The eternal question for many folks is: Where is noah’s Ark? I offer a possible, perhaps likely, explanation.
Genesis 6 says: Noah was ordered by God to build the Ark approx.450 ft. long X 75 ft. wide X45 ft. high ,these measurements equal over 1.5 million cubic feet of space. It ain’t the Titanic, but it is fairly roomy. The Ark has three floors, a roof one big door for the ‘two of every kind of animal, all flesh…’.
Gen 7 says: 'Take 7 pairs of every clean animal and 2 pairs of every unclean animal plus all the food etc. for a trip of at least 150 days. Now 2 of each is a major logistical problem but 9 pairs of each is a really packed house.
God seals the big door so all that’s left for access (not to mention ventilation) is one little window.
The Theorem: When animals eat food -microorganisms convert the food to…Poop!

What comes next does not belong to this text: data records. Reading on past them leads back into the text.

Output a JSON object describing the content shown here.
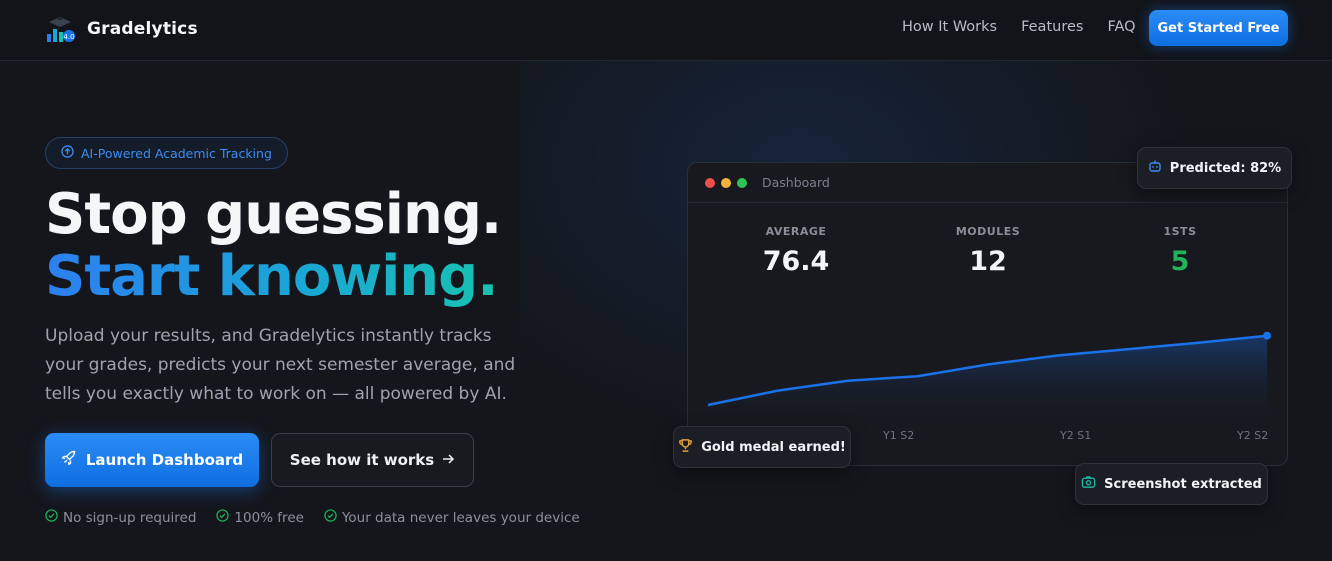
{
  "brand": {
    "name": "Gradelytics"
  },
  "nav": {
    "items": [
      "How It Works",
      "Features",
      "FAQ"
    ],
    "cta": "Get Started Free"
  },
  "hero": {
    "badge": "AI-Powered Academic Tracking",
    "title_line1": "Stop guessing.",
    "title_line2": "Start knowing.",
    "subtitle": "Upload your results, and Gradelytics instantly tracks your grades, predicts your next semester average, and tells you exactly what to work on — all powered by AI.",
    "primary_button": "Launch Dashboard",
    "secondary_button": "See how it works",
    "checks": [
      "No sign-up required",
      "100% free",
      "Your data never leaves your device"
    ]
  },
  "dashboard": {
    "title": "Dashboard",
    "stats": [
      {
        "label": "AVERAGE",
        "value": "76.4",
        "color": "#f2f4f8"
      },
      {
        "label": "MODULES",
        "value": "12",
        "color": "#f2f4f8"
      },
      {
        "label": "1STS",
        "value": "5",
        "color": "#22b25a"
      }
    ],
    "chart_data": {
      "type": "area",
      "x": [
        "Y1 S2",
        "Y2 S1",
        "Y2 S2"
      ],
      "values": [
        0,
        0.16,
        0.27,
        0.32,
        0.45,
        0.55,
        0.62,
        0.69,
        0.77
      ],
      "visible_ticks": [
        "Y1 S2",
        "Y2 S1",
        "Y2 S2"
      ],
      "color": "#1a72ea"
    }
  },
  "chips": {
    "predicted": "Predicted: 82%",
    "gold": "Gold medal earned!",
    "screenshot": "Screenshot extracted"
  },
  "colors": {
    "accent": "#1a78ee",
    "success": "#22b25a",
    "gold": "#e8a13a"
  }
}
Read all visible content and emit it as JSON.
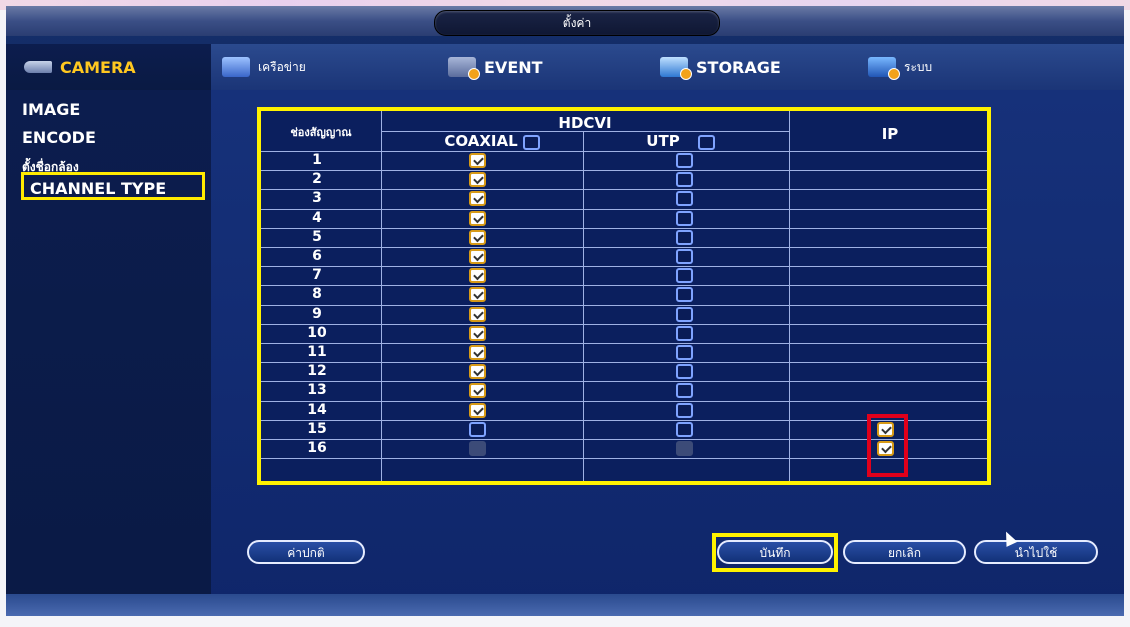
{
  "window": {
    "title": "ตั้งค่า"
  },
  "tabs": [
    {
      "label": "CAMERA",
      "icon": "camera-icon",
      "active": true
    },
    {
      "label": "เครือข่าย",
      "icon": "network-icon"
    },
    {
      "label": "EVENT",
      "icon": "event-icon"
    },
    {
      "label": "STORAGE",
      "icon": "storage-icon"
    },
    {
      "label": "ระบบ",
      "icon": "system-icon"
    }
  ],
  "sidebar": {
    "items": [
      {
        "label": "IMAGE"
      },
      {
        "label": "ENCODE"
      },
      {
        "label": "ตั้งชื่อกล้อง"
      },
      {
        "label": "CHANNEL TYPE",
        "selected": true
      }
    ]
  },
  "table": {
    "channel_header": "ช่องสัญญาณ",
    "hdcvi_header": "HDCVI",
    "coaxial_header": "COAXIAL",
    "utp_header": "UTP",
    "ip_header": "IP",
    "rows": [
      {
        "ch": "1",
        "coaxial": "checked",
        "utp": "unchecked",
        "ip": "none"
      },
      {
        "ch": "2",
        "coaxial": "checked",
        "utp": "unchecked",
        "ip": "none"
      },
      {
        "ch": "3",
        "coaxial": "checked",
        "utp": "unchecked",
        "ip": "none"
      },
      {
        "ch": "4",
        "coaxial": "checked",
        "utp": "unchecked",
        "ip": "none"
      },
      {
        "ch": "5",
        "coaxial": "checked",
        "utp": "unchecked",
        "ip": "none"
      },
      {
        "ch": "6",
        "coaxial": "checked",
        "utp": "unchecked",
        "ip": "none"
      },
      {
        "ch": "7",
        "coaxial": "checked",
        "utp": "unchecked",
        "ip": "none"
      },
      {
        "ch": "8",
        "coaxial": "checked",
        "utp": "unchecked",
        "ip": "none"
      },
      {
        "ch": "9",
        "coaxial": "checked",
        "utp": "unchecked",
        "ip": "none"
      },
      {
        "ch": "10",
        "coaxial": "checked",
        "utp": "unchecked",
        "ip": "none"
      },
      {
        "ch": "11",
        "coaxial": "checked",
        "utp": "unchecked",
        "ip": "none"
      },
      {
        "ch": "12",
        "coaxial": "checked",
        "utp": "unchecked",
        "ip": "none"
      },
      {
        "ch": "13",
        "coaxial": "checked",
        "utp": "unchecked",
        "ip": "none"
      },
      {
        "ch": "14",
        "coaxial": "checked",
        "utp": "unchecked",
        "ip": "none"
      },
      {
        "ch": "15",
        "coaxial": "unchecked",
        "utp": "unchecked",
        "ip": "checked"
      },
      {
        "ch": "16",
        "coaxial": "disabled",
        "utp": "disabled",
        "ip": "checked"
      }
    ]
  },
  "buttons": {
    "default_label": "ค่าปกติ",
    "save_label": "บันทึก",
    "cancel_label": "ยกเลิก",
    "apply_label": "นำไปใช้"
  },
  "colors": {
    "highlight_yellow": "#fff200",
    "highlight_red": "#e0001b",
    "active_tab_text": "#ffc820",
    "background_blue": "#0f266a"
  }
}
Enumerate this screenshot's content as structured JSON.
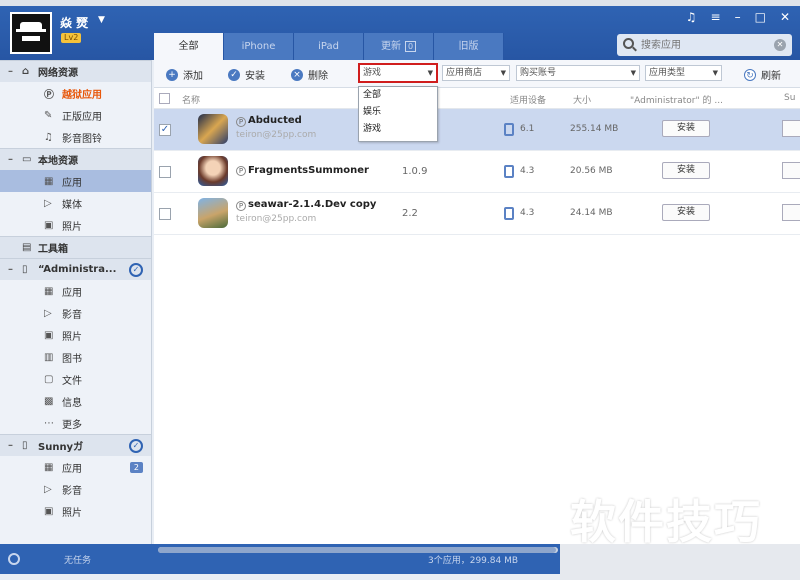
{
  "header": {
    "username": "焱 燹",
    "level": "Lv2",
    "tabs": [
      {
        "label": "全部",
        "active": true
      },
      {
        "label": "iPhone"
      },
      {
        "label": "iPad"
      },
      {
        "label": "更新",
        "count": "0"
      },
      {
        "label": "旧版"
      }
    ],
    "search_placeholder": "搜索应用",
    "window_controls": [
      "music-icon",
      "menu-icon",
      "minimize-icon",
      "maximize-icon",
      "close-icon"
    ]
  },
  "sidebar": {
    "network": {
      "title": "网络资源",
      "items": [
        "越狱应用",
        "正版应用",
        "影音图铃"
      ]
    },
    "local": {
      "title": "本地资源",
      "items": [
        "应用",
        "媒体",
        "照片"
      ]
    },
    "toolbox": "工具箱",
    "device1": {
      "title": "“Administra...",
      "items": [
        "应用",
        "影音",
        "照片",
        "图书",
        "文件",
        "信息",
        "更多"
      ]
    },
    "device2": {
      "title": "Sunnyガ",
      "items": [
        "应用",
        "影音",
        "照片"
      ],
      "app_badge": "2"
    }
  },
  "toolbar": {
    "add": "添加",
    "install": "安装",
    "delete": "删除",
    "type_filter": "游戏",
    "store_filter": "应用商店",
    "account_filter": "购买账号",
    "app_type_filter": "应用类型",
    "refresh": "刷新"
  },
  "dropdown_options": [
    "全部",
    "娱乐",
    "游戏"
  ],
  "table": {
    "headers": {
      "name": "名称",
      "device": "适用设备",
      "size": "大小",
      "owner": "\"Administrator\" 的 ...",
      "extra": "Su"
    },
    "rows": [
      {
        "name": "Abducted",
        "author": "teiron@25pp.com",
        "version": "",
        "compat": "6.1",
        "size": "255.14 MB",
        "action": "安装",
        "selected": true
      },
      {
        "name": "FragmentsSummoner",
        "author": "",
        "version": "1.0.9",
        "compat": "4.3",
        "size": "20.56 MB",
        "action": "安装",
        "selected": false
      },
      {
        "name": "seawar-2.1.4.Dev copy",
        "author": "teiron@25pp.com",
        "version": "2.2",
        "compat": "4.3",
        "size": "24.14 MB",
        "action": "安装",
        "selected": false
      }
    ]
  },
  "footer": {
    "task": "无任务",
    "summary": "3个应用，299.84 MB"
  },
  "watermark": "软件技巧",
  "colors": {
    "header_blue": "#2f63b3",
    "selected_row": "#cbd8ef",
    "highlight_red": "#d01d1d",
    "jailbreak_orange": "#e8580c"
  }
}
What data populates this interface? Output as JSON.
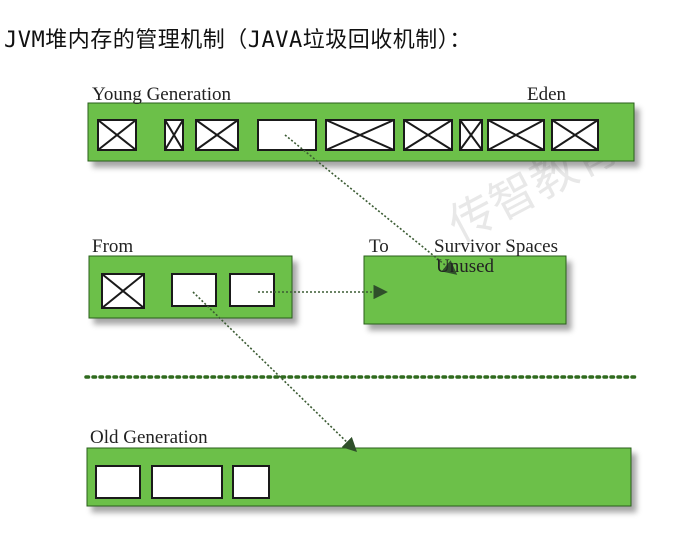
{
  "heading": "JVM堆内存的管理机制（JAVA垃圾回收机制）：",
  "labels": {
    "young_generation": "Young Generation",
    "eden": "Eden",
    "from": "From",
    "to": "To",
    "survivor_spaces": "Survivor Spaces",
    "unused": "Unused",
    "old_generation": "Old Generation"
  },
  "watermark": "传智教育",
  "colors": {
    "region_fill": "#6cc04a",
    "region_border": "#2b5e1f",
    "arrow": "#2f4f2a"
  }
}
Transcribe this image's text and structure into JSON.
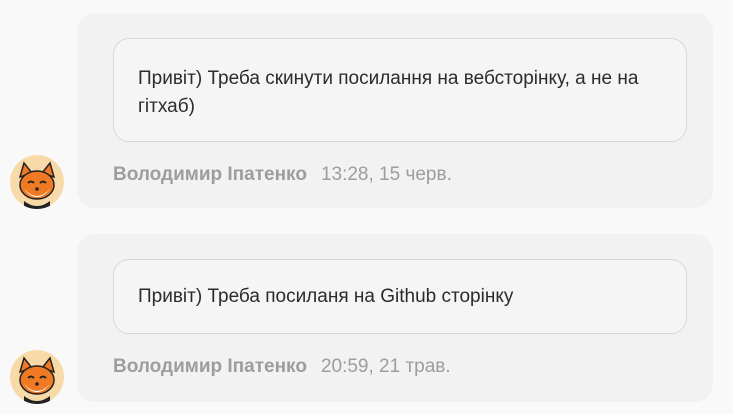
{
  "comments": [
    {
      "text": "Привіт) Треба скинути посилання на вебсторінку, а не на гітхаб)",
      "author": "Володимир Іпатенко",
      "time": "13:28, 15 черв.",
      "avatar_icon": "fox-avatar-icon"
    },
    {
      "text": "Привіт) Треба посиланя на Github сторінку",
      "author": "Володимир Іпатенко",
      "time": "20:59, 21 трав.",
      "avatar_icon": "fox-avatar-icon"
    }
  ],
  "colors": {
    "page_bg": "#f9f9f9",
    "card_bg": "#f2f2f2",
    "bubble_border": "#d8d8d8",
    "meta_text": "#9d9d9d",
    "avatar_bg": "#f8d9a8",
    "fox_orange": "#f07a24"
  }
}
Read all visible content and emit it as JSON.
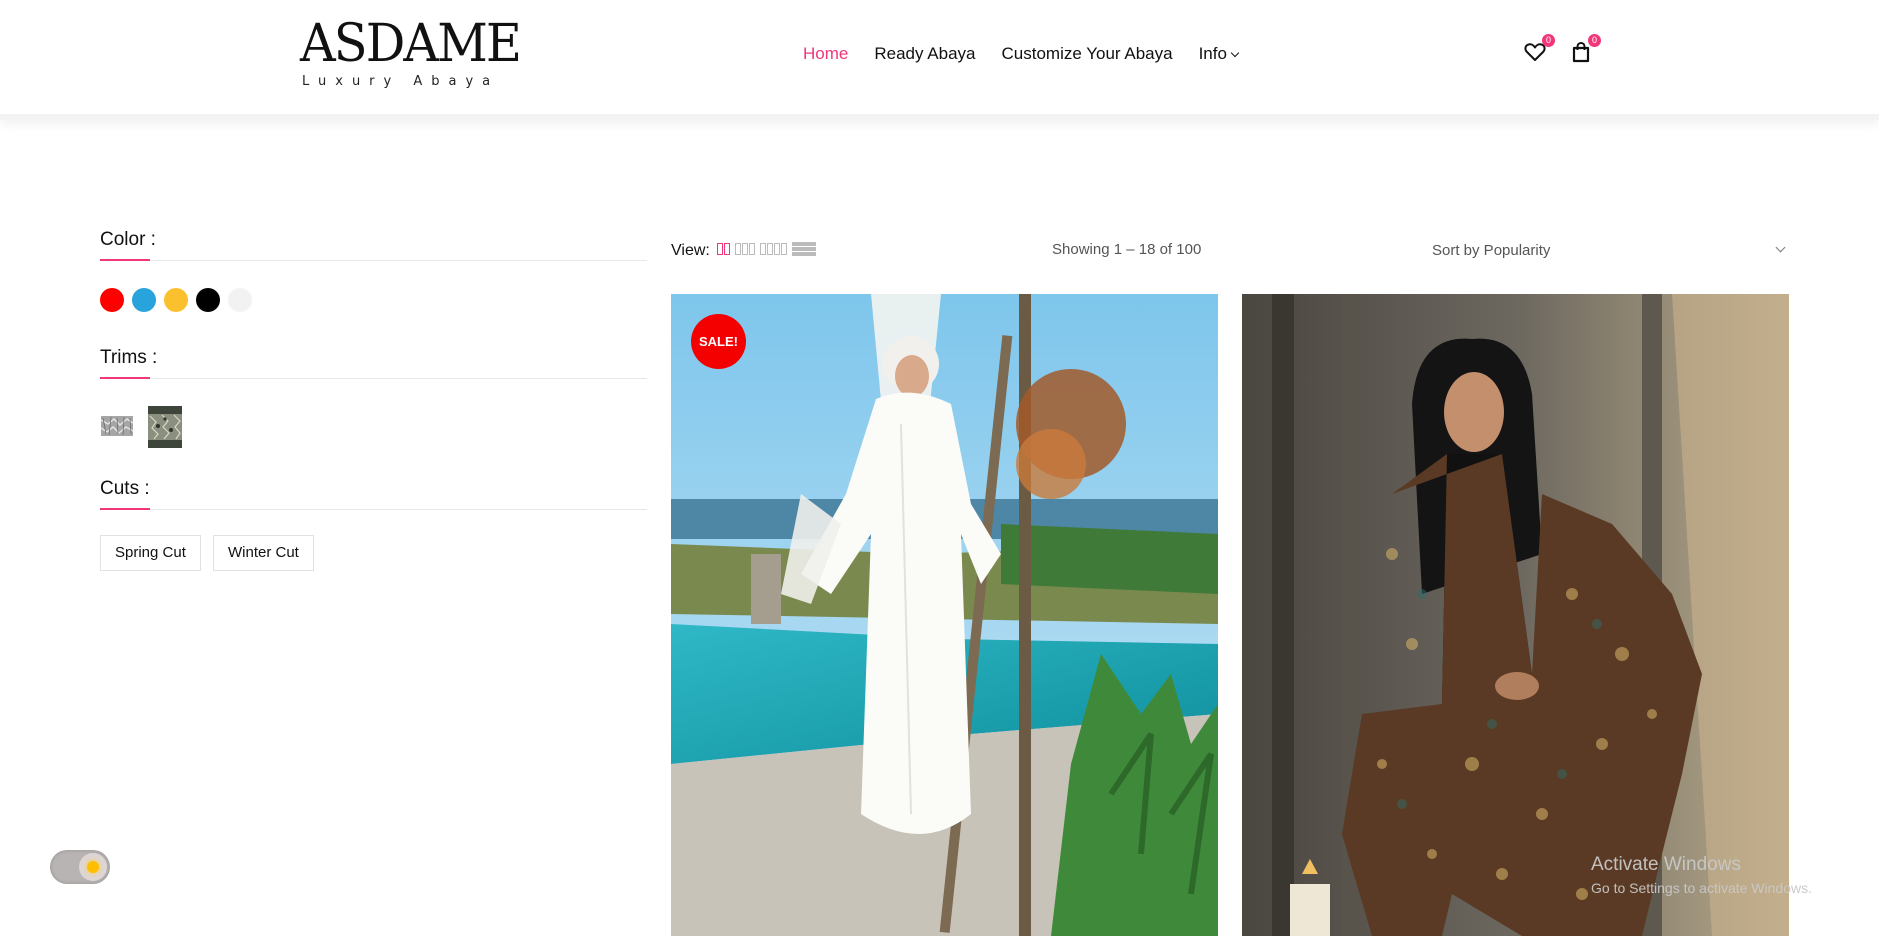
{
  "header": {
    "logo": {
      "main": "ASDAME",
      "sub": "Luxury Abaya"
    },
    "nav": [
      {
        "label": "Home",
        "active": true
      },
      {
        "label": "Ready Abaya"
      },
      {
        "label": "Customize Your Abaya"
      },
      {
        "label": "Info",
        "dropdown": true
      }
    ],
    "wishlist_count": "0",
    "cart_count": "0",
    "accent_color": "#ef3779"
  },
  "filters": {
    "color_title": "Color :",
    "colors": [
      "#ff0000",
      "#29a3db",
      "#fbc02d",
      "#000000",
      "#f2f2f2"
    ],
    "trims_title": "Trims :",
    "cuts_title": "Cuts :",
    "cuts": [
      "Spring Cut",
      "Winter Cut"
    ]
  },
  "toolbar": {
    "view_label": "View:",
    "showing": "Showing 1 – 18 of 100",
    "sort": "Sort by Popularity"
  },
  "products": [
    {
      "badge": "SALE!",
      "image": "white abaya by pool"
    },
    {
      "badge": "",
      "image": "embellished dark abaya"
    }
  ],
  "watermark": {
    "title": "Activate Windows",
    "subtitle": "Go to Settings to activate Windows."
  }
}
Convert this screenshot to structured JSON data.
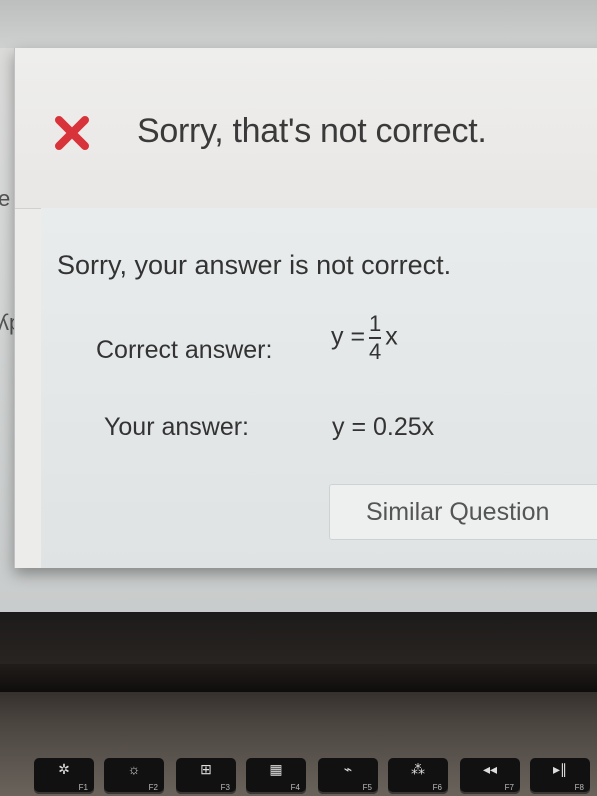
{
  "dialog": {
    "header_title": "Sorry, that's not correct.",
    "icon": "close-x-icon",
    "accent_color": "#d8333a"
  },
  "body": {
    "message": "Sorry, your answer is not correct.",
    "correct_label": "Correct answer:",
    "correct_prefix": "y =",
    "correct_num": "1",
    "correct_den": "4",
    "correct_suffix": "x",
    "your_label": "Your answer:",
    "your_value": "y = 0.25x"
  },
  "buttons": {
    "similar_question": "Similar Question"
  },
  "side": {
    "glyph_top": "e",
    "glyph_mid": "ʎp"
  },
  "keyboard": {
    "keys": [
      {
        "glyph": "✲",
        "fn": "F1"
      },
      {
        "glyph": "☼",
        "fn": "F2"
      },
      {
        "glyph": "⊞",
        "fn": "F3"
      },
      {
        "glyph": "▦",
        "fn": "F4"
      },
      {
        "glyph": "⌁",
        "fn": "F5"
      },
      {
        "glyph": "⁂",
        "fn": "F6"
      },
      {
        "glyph": "◂◂",
        "fn": "F7"
      },
      {
        "glyph": "▸∥",
        "fn": "F8"
      }
    ]
  }
}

…Work with me People!..Gravity would send the sludge downward where it would soon fill the bowels… (Ark humor)…of the Ark. Day by day the lower portion of the Ark would fill, the microorganisms would work away converting the sludge to muck and…Gas! The resulting gas would be primarily methane which rises and would ultimately fill the Ark. SO WHAT… you say?
Have you ever walked into a bathroom after Grampa or Aunt Minnie had pinched a loaf? You slap your hand over your mouth and nose and run like the devil for a gasp of fresh air! I’m guessing that Noah’s family were fighting each other to get their own head out that one little window.
Speculation: Noah says to his son…HAM ,check on those pigs. Ham dutifully lights the oil lamp…KABOOM! THE FIRST NEAR NUCLEAR EXPLOSION!
The water covered Earth is floating with …toothpicks and grilled meat ( At least this explains what happened to the Dinosaurs).
Epilogue: Either Noah’s Ark was a simple explanatory story or… WE don’t exist!